Animals

Country diary: with a delicate flutter, the season has turned


A comma butterfly settles head up on the trunk of a crabapple tree. We are on the turn: the harvest moon, a big brass lamp, rises through oaks above the Severn Gorge and lights the ghostly breath of mist caught in hazels arching over lanes; bats jink against the blue even-glow of a sky stretched taut as nylon and a hawkmoth purrs against your cheek; out in the stubble fields, before the ploughs return, there is a stillness that smells of sleeping horses.

In woods by the priory, tawny owls recite the most beautiful of old forest languages with an excitement not heard during laconic summer nights; leopard slugs the size of severed fingers draw silver roads through cut grass, and earthworms slip backwards under torchlight; a toad, badly injured, walks stiff-legged from an unseen trauma towards some dark place where it can retreat into the jewel inside its head. Put out of harm’s way, it was found later, flattened on the road, paying the harvest debt of John Barleycorn.
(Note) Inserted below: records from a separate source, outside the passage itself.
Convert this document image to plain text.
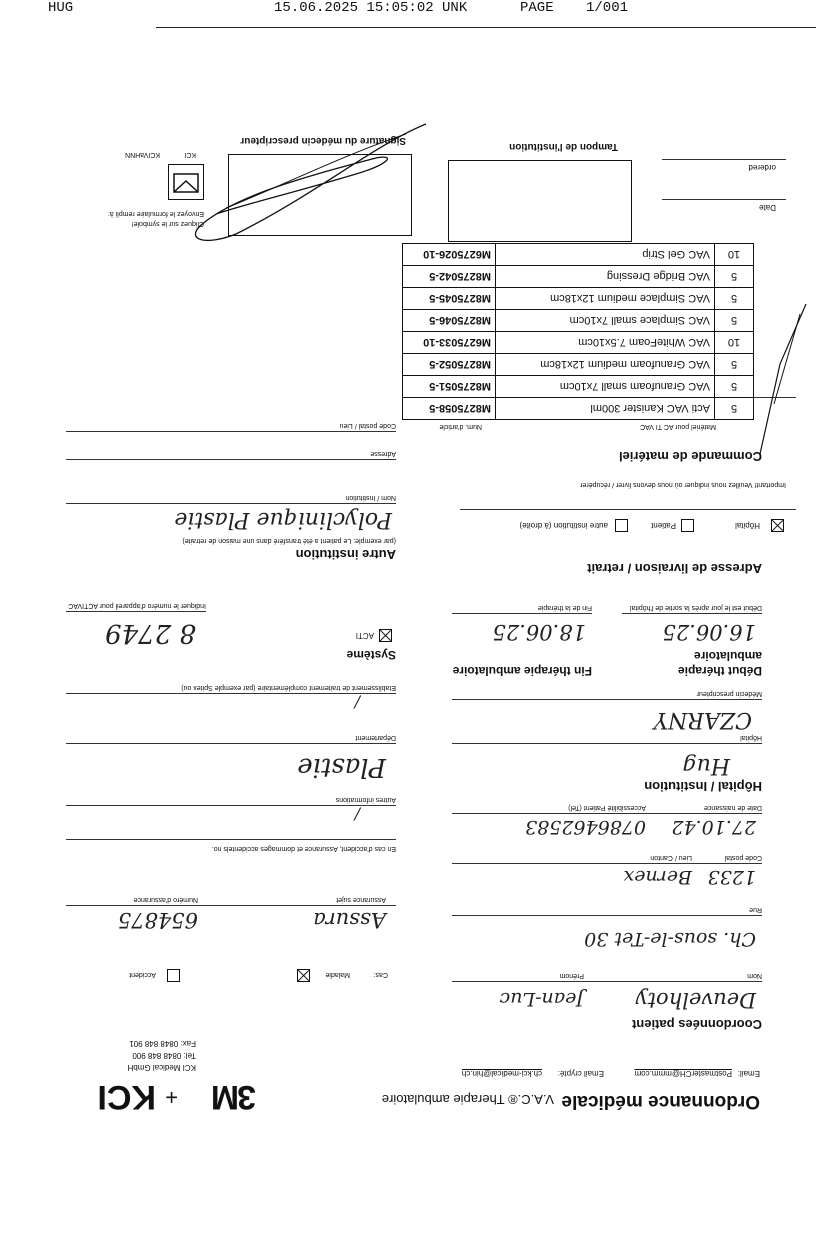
HUG	15.06.2025 15:05:02 UNK	PAGE 1/001
Ordonnance médicale
V.A.C.® Therapie ambulatoire
Email:
PostmasterCH@mmm.com
Email crypté:
ch.kci-medical@hin.ch
3M
+
KCI
KCI Medical GmbH
Tel: 0848 848 900
Fax: 0848 848 901
Coordonnées patient
Deuvelhoty
Jean-Luc
Nom
Prénom
Cas:
Maladie
Accident
Ch. sous-le-Tet 30
Rue
Assura
654875
Assurance sujet
Numéro d'assurance
1233
Bernex
Code postal
Lieu / Canton
En cas d'accident, Assurance et dommages accidentels no.
27.10.42
0786462583
Date de naissance
Accessibilité Patient (Tel)
/
Autres informations
Hôpital / Institution
Hug
Hôpital
Plastie
Département
CZARNY
Médecin prescripteur
/
Etablissement de traitement complémentaire (par exemple Spitex ou)
Début thérapie ambulatoire
Fin thérapie ambulatoire
16.06.25
18.06.25
Début est le jour après la sortie de l'hôpital
Fin de la thérapie
Système
ACTI
8 2749
Indiquer le numéro d'appareil pour ACTIVAC
Adresse de livraison / retrait
Hôpital
Patient
autre institution (à droite)
Autre institution
(par exemple: Le patient a été transféré dans une maison de retraite)
Polyclinique Plastie
Nom / Institution
Important! Veuillez nous indiquer où nous devons livrer / récupérer
Commande de matériel
Adresse
Code postal / Lieu	Matériel pour AC TI VAC
Num. d'article
5	Acti VAC Kanister 300ml	M8275058-5
5	VAC Granufoam small 7x10cm	M8275051-5
5	VAC Granufoam medium 12x18cm	M8275052-5
10	VAC WhiteFoam 7.5x10cm	M6275033-10
5	VAC Simplace small 7x10cm	M8275046-5
5	VAC Simplace medium 12x18cm	M8275045-5
5	VAC Bridge Dressing	M8275042-5
10	VAC Gel Strip	M6275026-10
Date
ordered
Tampon de l'institution
Signature du médecin prescripteur
Cliquez sur le symbole! Envoyez le formulaire rempli à:
KCI
KCIVaHNN
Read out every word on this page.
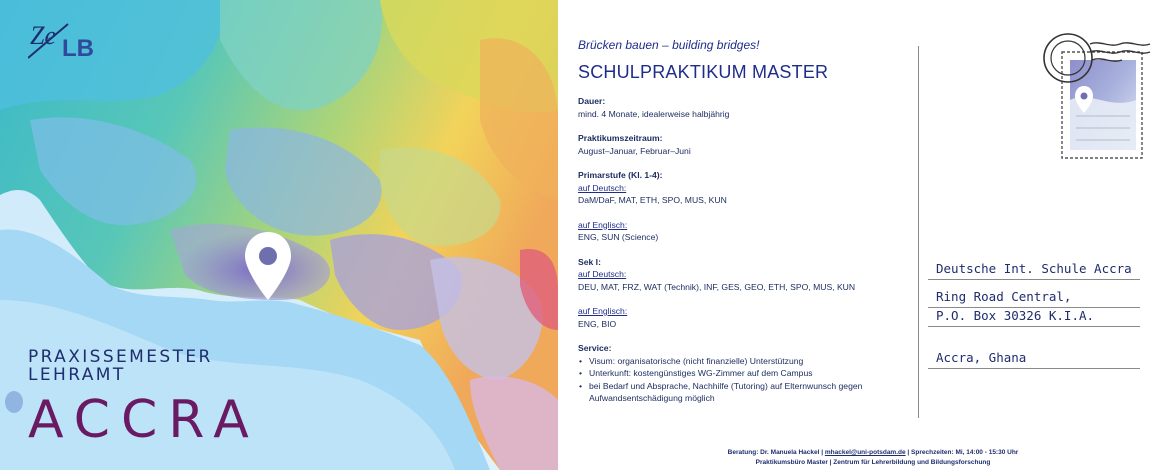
Ze LB
PRAXISSEMESTER
LEHRAMT
ACCRA
Brücken bauen – building bridges!
SCHULPRAKTIKUM MASTER
Dauer:
mind. 4 Monate, idealerweise halbjährig
Praktikumszeitraum:
August–Januar, Februar–Juni
Primarstufe (Kl. 1-4):
auf Deutsch:
DaM/DaF, MAT, ETH, SPO, MUS, KUN
auf Englisch:
ENG, SUN (Science)
Sek I:
auf Deutsch:
DEU, MAT, FRZ, WAT (Technik), INF, GES, GEO, ETH, SPO, MUS, KUN
auf Englisch:
ENG, BIO
Service:
• Visum: organisatorische (nicht finanzielle) Unterstützung
• Unterkunft: kostengünstiges WG-Zimmer auf dem Campus
• bei Bedarf und Absprache, Nachhilfe (Tutoring) auf Elternwunsch gegen Aufwandsentschädigung möglich
Deutsche Int. Schule Accra
Ring Road Central,
P.O. Box 30326 K.I.A.
Accra, Ghana
Beratung: Dr. Manuela Hackel | mhackel@uni-potsdam.de | Sprechzeiten: Mi, 14:00 - 15:30 Uhr
Praktikumsbüro Master | Zentrum für Lehrerbildung und Bildungsforschung
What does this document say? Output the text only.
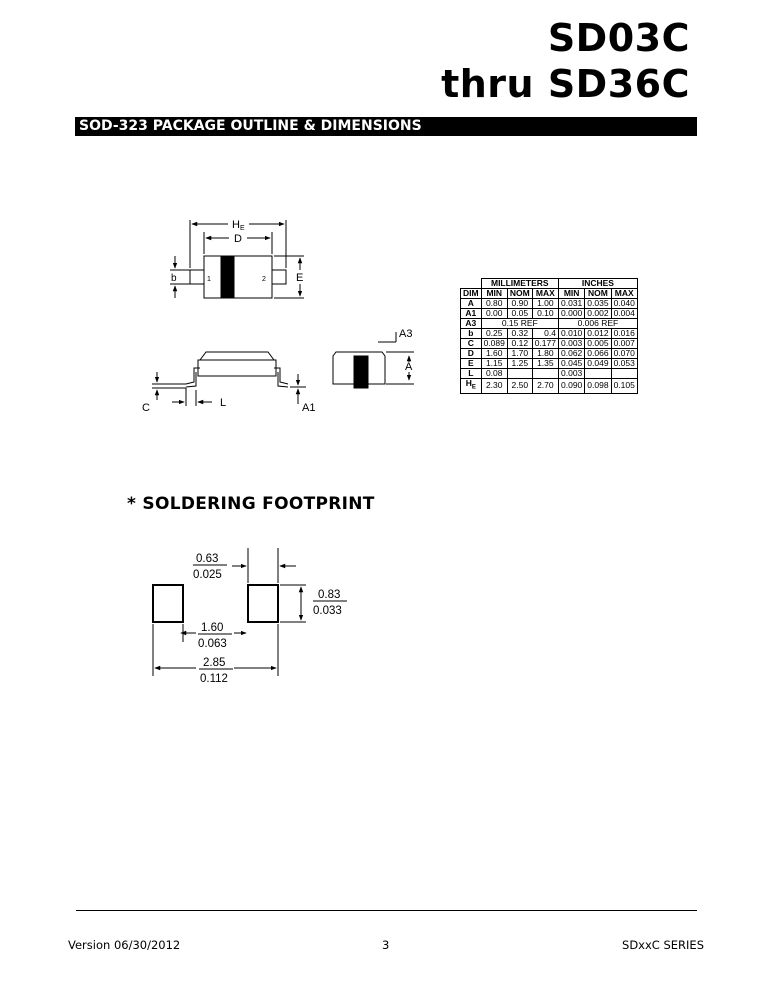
SD03C
thru SD36C
SOD-323 PACKAGE OUTLINE & DIMENSIONS
1	2
HE
D
b	E
C	L	A1
A3
A
	MILLIMETERS			INCHES		
DIM	MIN	NOM	MAX	MIN	NOM	MAX
A	0.80	0.90	1.00	0.031	0.035	0.040
A1	0.00	0.05	0.10	0.000	0.002	0.004
A3	0.15 REF			0.006 REF		
b	0.25	0.32	0.4	0.010	0.012	0.016
C	0.089	0.12	0.177	0.003	0.005	0.007
D	1.60	1.70	1.80	0.062	0.066	0.070
E	1.15	1.25	1.35	0.045	0.049	0.053
L	0.08			0.003		
$H_E$	2.30	2.50	2.70	0.090	0.098	0.105
* SOLDERING FOOTPRINT
0.63
0.025
0.83
0.033
1.60
0.063
2.85
0.112
Version 06/30/2012	3	SDxxC SERIES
Mornings are nippy, washing over faces like stream water as mizzle slips from branches into the soil, leaving an ochre residue in the crowns of lime and birch, as if some great thing brushed against them as it passed through last night. Puffballs and ceps have bitten chunks missing like foam-rubber toys found under a hedge.

Gossamer tripwires of orb-weaver spiders glint as the sunlight enlivens, animates, shines the surfaces of stone and wood like shoes, magnetises insects to tremble with new powers; they – the wasps, bees, hoverflies and true flies – come flying in to rooms of light, chasing intoxications of fruit, nectar, pollen and unmentionable juices, in this the season to feed addictions, obsessions and enchantments.

There is a quickening of creativity in the air, a nation of the imagination, something bright as gold, loamy as humus, dark as shadow, free as fungal spores; these colours composed on the wings of a moment poised in a glimpse of being.

A comma butterfly settles head down on a crabapple tree. We have turned.